Turkey’s state radio (TRT) will launch an Armenian-language channel, reports said on Friday in the latest in a series of planned foreign language broadcasting mediums being launched by the state. The move comes as Ankara and Yerevan have been engaged in a normalization process between the neighbouring countries that for decades have had no diplomatic relations.
Turkish Prime Minister Tayyip Erdogan also said Wednesday that state-run Turkish Radio and Television Corp (TRT) would launch a radio station broadcasting in Kurdish.

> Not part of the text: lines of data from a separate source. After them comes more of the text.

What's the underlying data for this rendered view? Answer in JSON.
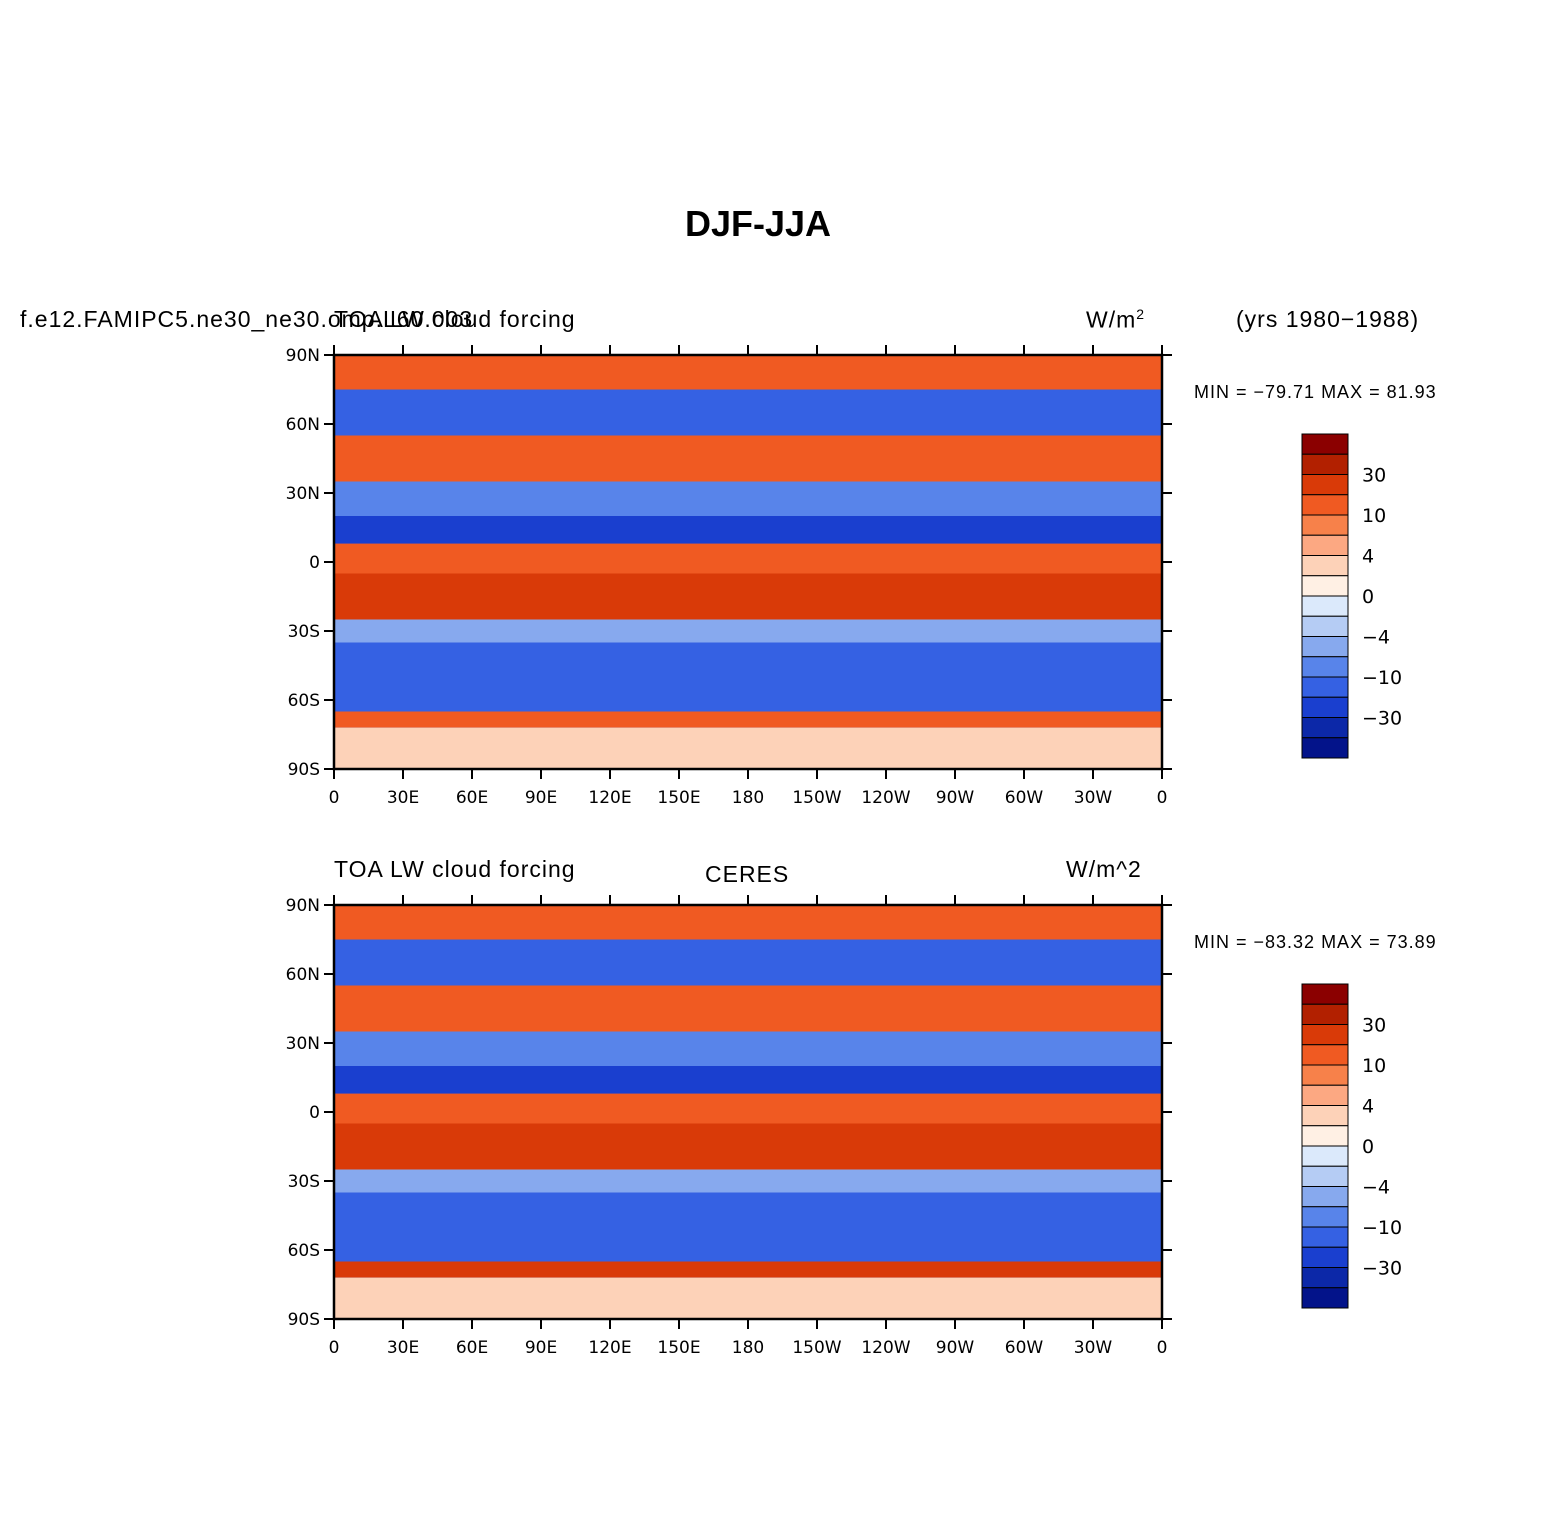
{
  "main_title": "DJF-JJA",
  "panels": [
    {
      "left_title": "f.e12.FAMIPC5.ne30_ne30.omp.L60.003",
      "left_title_overlay": "TOA LW cloud forcing",
      "center_title": "",
      "right_title": "W/m",
      "right_title_sup": "2",
      "extra_title": "(yrs 1980−1988)",
      "min_max": "MIN = −79.71  MAX =  81.93"
    },
    {
      "left_title": "TOA LW cloud forcing",
      "left_title_overlay": "",
      "center_title": "CERES",
      "right_title": "W/m^2",
      "right_title_sup": "",
      "extra_title": "",
      "min_max": "MIN = −83.32  MAX =  73.89"
    }
  ],
  "chart_data": {
    "type": "heatmap",
    "projection": "cylindrical equidistant map, 0 to 360 longitude",
    "x_ticks": [
      "0",
      "30E",
      "60E",
      "90E",
      "120E",
      "150E",
      "180",
      "150W",
      "120W",
      "90W",
      "60W",
      "30W",
      "0"
    ],
    "y_ticks": [
      "90N",
      "60N",
      "30N",
      "0",
      "30S",
      "60S",
      "90S"
    ],
    "xlim": [
      0,
      360
    ],
    "ylim": [
      -90,
      90
    ],
    "colorbar_labels": [
      "30",
      "10",
      "4",
      "0",
      "−4",
      "−10",
      "−30"
    ],
    "colorbar_colors": [
      "#8b0000",
      "#b22000",
      "#d93a08",
      "#f05a22",
      "#f7814a",
      "#fca882",
      "#fdd2b8",
      "#fff0e4",
      "#dbe9fb",
      "#b5ccf4",
      "#87a9ee",
      "#5884ea",
      "#3561e3",
      "#1a3fcf",
      "#0c28a8",
      "#03138a"
    ],
    "zonal_bands": [
      {
        "lat": [
          75,
          90
        ],
        "value": 12
      },
      {
        "lat": [
          55,
          75
        ],
        "value": -20
      },
      {
        "lat": [
          35,
          55
        ],
        "value": 15
      },
      {
        "lat": [
          20,
          35
        ],
        "value": -8
      },
      {
        "lat": [
          8,
          20
        ],
        "value": -30
      },
      {
        "lat": [
          -5,
          8
        ],
        "value": 12
      },
      {
        "lat": [
          -25,
          -5
        ],
        "value": 20
      },
      {
        "lat": [
          -35,
          -25
        ],
        "value": -5
      },
      {
        "lat": [
          -65,
          -35
        ],
        "value": -12
      },
      {
        "lat": [
          -72,
          -65
        ],
        "value": 15
      },
      {
        "lat": [
          -90,
          -72
        ],
        "value": 2
      }
    ]
  }
}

The radio channels broadcasting in Armenian and Kurdish will go on air in “two to three months”, Reuters and CNNTurk reported, citing Anatolian Agency.
“At this stage, we will refrain from any comments,” an Armenian Foreign Ministry spokesman told Reuters when asked about the report of the planned radio station on Friday.

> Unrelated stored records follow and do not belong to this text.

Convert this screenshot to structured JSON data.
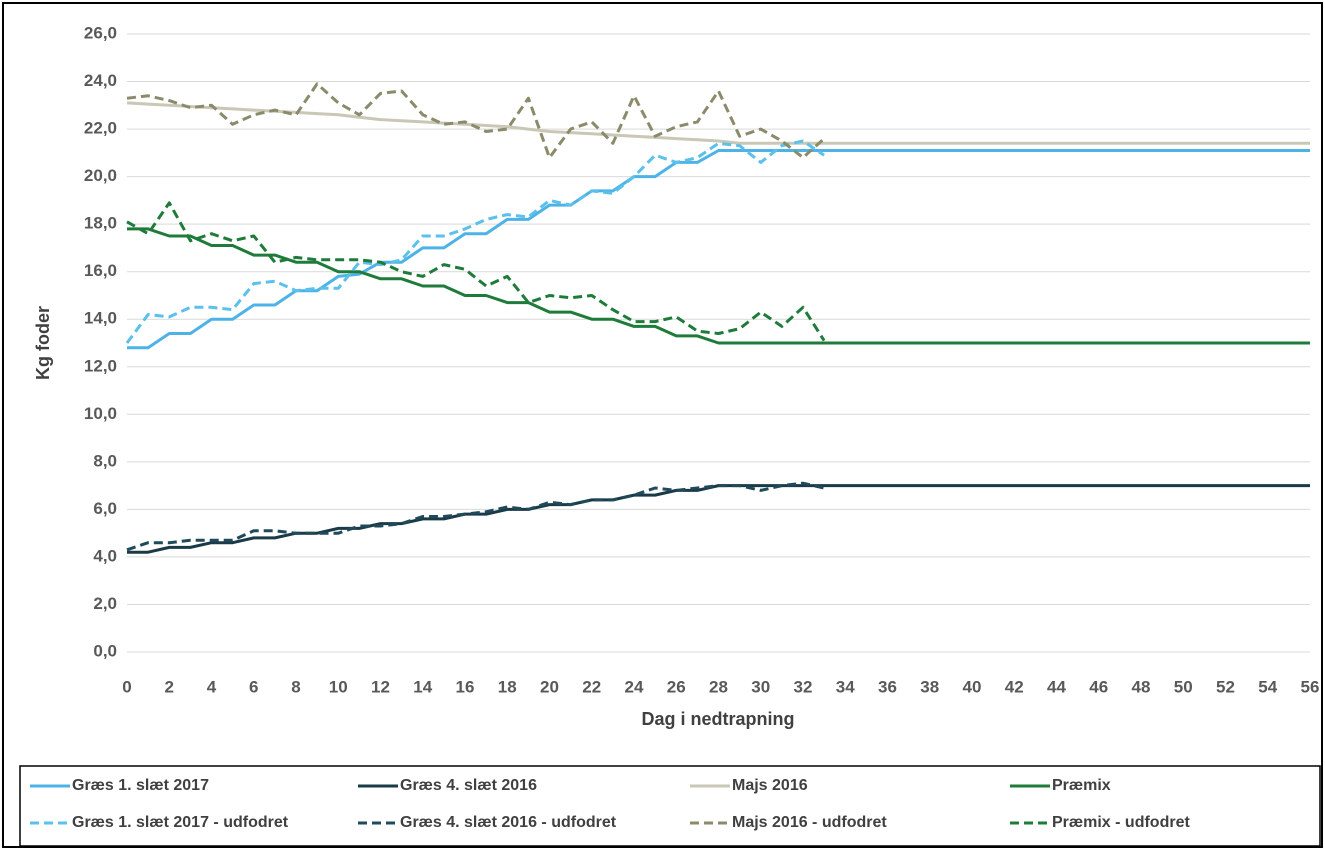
{
  "chart_data": {
    "type": "line",
    "x_label": "Dag i nedtrapning",
    "y_label": "Kg foder",
    "x": [
      0,
      1,
      2,
      3,
      4,
      5,
      6,
      7,
      8,
      9,
      10,
      11,
      12,
      13,
      14,
      15,
      16,
      17,
      18,
      19,
      20,
      21,
      22,
      23,
      24,
      25,
      26,
      27,
      28,
      29,
      30,
      31,
      32,
      33,
      34,
      35,
      36,
      37,
      38,
      39,
      40,
      41,
      42,
      43,
      44,
      45,
      46,
      47,
      48,
      49,
      50,
      51,
      52,
      53,
      54,
      55,
      56
    ],
    "xlim": [
      0,
      56
    ],
    "xticks": [
      0,
      2,
      4,
      6,
      8,
      10,
      12,
      14,
      16,
      18,
      20,
      22,
      24,
      26,
      28,
      30,
      32,
      34,
      36,
      38,
      40,
      42,
      44,
      46,
      48,
      50,
      52,
      54,
      56
    ],
    "ylim": [
      0,
      26
    ],
    "yticks": [
      {
        "value": 0,
        "label": "0,0"
      },
      {
        "value": 2,
        "label": "2,0"
      },
      {
        "value": 4,
        "label": "4,0"
      },
      {
        "value": 6,
        "label": "6,0"
      },
      {
        "value": 8,
        "label": "8,0"
      },
      {
        "value": 10,
        "label": "10,0"
      },
      {
        "value": 12,
        "label": "12,0"
      },
      {
        "value": 14,
        "label": "14,0"
      },
      {
        "value": 16,
        "label": "16,0"
      },
      {
        "value": 18,
        "label": "18,0"
      },
      {
        "value": 20,
        "label": "20,0"
      },
      {
        "value": 22,
        "label": "22,0"
      },
      {
        "value": 24,
        "label": "24,0"
      },
      {
        "value": 26,
        "label": "26,0"
      }
    ],
    "grid": true,
    "legend": "bottom",
    "series": [
      {
        "name": "Græs 1. slæt 2017",
        "color": "#4db3e6",
        "style": "solid",
        "values": [
          12.8,
          12.8,
          13.4,
          13.4,
          14.0,
          14.0,
          14.6,
          14.6,
          15.2,
          15.2,
          15.8,
          15.9,
          16.4,
          16.4,
          17.0,
          17.0,
          17.6,
          17.6,
          18.2,
          18.2,
          18.8,
          18.8,
          19.4,
          19.4,
          20.0,
          20.0,
          20.6,
          20.6,
          21.1,
          21.1,
          21.1,
          21.1,
          21.1,
          21.1,
          21.1,
          21.1,
          21.1,
          21.1,
          21.1,
          21.1,
          21.1,
          21.1,
          21.1,
          21.1,
          21.1,
          21.1,
          21.1,
          21.1,
          21.1,
          21.1,
          21.1,
          21.1,
          21.1,
          21.1,
          21.1,
          21.1,
          21.1
        ]
      },
      {
        "name": "Græs 4. slæt 2016",
        "color": "#1a3a47",
        "style": "solid",
        "values": [
          4.2,
          4.2,
          4.4,
          4.4,
          4.6,
          4.6,
          4.8,
          4.8,
          5.0,
          5.0,
          5.2,
          5.2,
          5.4,
          5.4,
          5.6,
          5.6,
          5.8,
          5.8,
          6.0,
          6.0,
          6.2,
          6.2,
          6.4,
          6.4,
          6.6,
          6.6,
          6.8,
          6.8,
          7.0,
          7.0,
          7.0,
          7.0,
          7.0,
          7.0,
          7.0,
          7.0,
          7.0,
          7.0,
          7.0,
          7.0,
          7.0,
          7.0,
          7.0,
          7.0,
          7.0,
          7.0,
          7.0,
          7.0,
          7.0,
          7.0,
          7.0,
          7.0,
          7.0,
          7.0,
          7.0,
          7.0,
          7.0
        ]
      },
      {
        "name": "Majs 2016",
        "color": "#c9c7b5",
        "style": "solid",
        "values": [
          23.1,
          23.05,
          23.0,
          22.95,
          22.9,
          22.85,
          22.8,
          22.75,
          22.7,
          22.65,
          22.6,
          22.5,
          22.4,
          22.35,
          22.3,
          22.25,
          22.2,
          22.15,
          22.1,
          22.0,
          21.9,
          21.85,
          21.8,
          21.75,
          21.7,
          21.65,
          21.6,
          21.55,
          21.5,
          21.4,
          21.4,
          21.4,
          21.4,
          21.4,
          21.4,
          21.4,
          21.4,
          21.4,
          21.4,
          21.4,
          21.4,
          21.4,
          21.4,
          21.4,
          21.4,
          21.4,
          21.4,
          21.4,
          21.4,
          21.4,
          21.4,
          21.4,
          21.4,
          21.4,
          21.4,
          21.4,
          21.4
        ]
      },
      {
        "name": "Præmix",
        "color": "#1e7b3a",
        "style": "solid",
        "values": [
          17.8,
          17.8,
          17.5,
          17.5,
          17.1,
          17.1,
          16.7,
          16.7,
          16.4,
          16.4,
          16.0,
          16.0,
          15.7,
          15.7,
          15.4,
          15.4,
          15.0,
          15.0,
          14.7,
          14.7,
          14.3,
          14.3,
          14.0,
          14.0,
          13.7,
          13.7,
          13.3,
          13.3,
          13.0,
          13.0,
          13.0,
          13.0,
          13.0,
          13.0,
          13.0,
          13.0,
          13.0,
          13.0,
          13.0,
          13.0,
          13.0,
          13.0,
          13.0,
          13.0,
          13.0,
          13.0,
          13.0,
          13.0,
          13.0,
          13.0,
          13.0,
          13.0,
          13.0,
          13.0,
          13.0,
          13.0,
          13.0
        ]
      },
      {
        "name": "Græs 1. slæt 2017 - udfodret",
        "color": "#5bc0eb",
        "style": "dashed",
        "values": [
          13.0,
          14.2,
          14.1,
          14.5,
          14.5,
          14.4,
          15.5,
          15.6,
          15.2,
          15.3,
          15.3,
          16.4,
          16.3,
          16.5,
          17.5,
          17.5,
          17.8,
          18.2,
          18.4,
          18.3,
          19.0,
          18.8,
          19.4,
          19.3,
          20.0,
          20.9,
          20.6,
          20.8,
          21.4,
          21.3,
          20.6,
          21.3,
          21.5,
          20.9,
          null,
          null,
          null,
          null,
          null,
          null,
          null,
          null,
          null,
          null,
          null,
          null,
          null,
          null,
          null,
          null,
          null,
          null,
          null,
          null,
          null,
          null,
          null
        ]
      },
      {
        "name": "Græs 4. slæt 2016 - udfodret",
        "color": "#1f4a5a",
        "style": "dashed",
        "values": [
          4.3,
          4.6,
          4.6,
          4.7,
          4.7,
          4.7,
          5.1,
          5.1,
          5.0,
          5.0,
          5.0,
          5.3,
          5.3,
          5.4,
          5.7,
          5.7,
          5.8,
          5.9,
          6.1,
          6.0,
          6.3,
          6.2,
          6.4,
          6.4,
          6.6,
          6.9,
          6.8,
          6.9,
          7.0,
          7.0,
          6.8,
          7.0,
          7.1,
          6.9,
          null,
          null,
          null,
          null,
          null,
          null,
          null,
          null,
          null,
          null,
          null,
          null,
          null,
          null,
          null,
          null,
          null,
          null,
          null,
          null,
          null,
          null,
          null
        ]
      },
      {
        "name": "Majs 2016 - udfodret",
        "color": "#8b8a6b",
        "style": "dashed",
        "values": [
          23.3,
          23.4,
          23.2,
          22.9,
          23.0,
          22.2,
          22.6,
          22.8,
          22.6,
          23.9,
          23.1,
          22.6,
          23.5,
          23.6,
          22.6,
          22.2,
          22.3,
          21.9,
          22.0,
          23.3,
          20.8,
          22.0,
          22.3,
          21.4,
          23.4,
          21.7,
          22.1,
          22.3,
          23.6,
          21.7,
          22.0,
          21.5,
          20.8,
          21.6,
          null,
          null,
          null,
          null,
          null,
          null,
          null,
          null,
          null,
          null,
          null,
          null,
          null,
          null,
          null,
          null,
          null,
          null,
          null,
          null,
          null,
          null,
          null
        ]
      },
      {
        "name": "Præmix - udfodret",
        "color": "#1e7b3a",
        "style": "dashed",
        "values": [
          18.1,
          17.6,
          18.9,
          17.3,
          17.6,
          17.3,
          17.5,
          16.4,
          16.6,
          16.5,
          16.5,
          16.5,
          16.4,
          16.0,
          15.8,
          16.3,
          16.1,
          15.4,
          15.8,
          14.7,
          15.0,
          14.9,
          15.0,
          14.4,
          13.9,
          13.9,
          14.1,
          13.5,
          13.4,
          13.6,
          14.3,
          13.7,
          14.5,
          13.1,
          null,
          null,
          null,
          null,
          null,
          null,
          null,
          null,
          null,
          null,
          null,
          null,
          null,
          null,
          null,
          null,
          null,
          null,
          null,
          null,
          null,
          null,
          null
        ]
      }
    ]
  }
}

TRT also plans to launch a Persian TV channel and a news channel broadcasting in English next year, Friday’s reports added.
Turkey recently took steps to boost the cultural and democratic rights of Kurds with the 1 January launch of TRT-6, a TV channel that airs in Kurdish 24 hours a day.
(Souce: Hürriyet)
The beginning of radio transmissions in the Armenian language in Turkey is merely political step, an Armenian expert said. “Turkish authorities signal Yerevan that they are ready to continue the process of normalization of Turkish-Armenian relations,” Alexander Iskandaryan, director of the Caucasus Institute, told PanArmenian.Net. Assurances of fulfilling commitments to the European Union on national minorities’ rights protection are meaningless words, according to him.
“There are many national minorities in Turkey but neither of them has a radio channel in native language. Kurds are an exception, as there are millions of Kurds in the country and this problem is pressing,” Iskandaryan said, adding that this initiative might be linked to the impending visit of US President Barack Obama to Turkey.
According to Anatolian Agency, the first program will be broadcasted on April 24 when Armenians all over the world commemorate victims of the Armenian Genocide in the Ottoman Empire.
(Source: PanArmenian.net)

on Mar 26th, 2009 at 15:23
Hürriyet reports that two countries for decades have had no diplomatic relations. Actually they never had those relations Broadcasts in Armenian are really more of a symbolic gesture. That is kind of similar to Polish Radio broadcasting in Hebrew.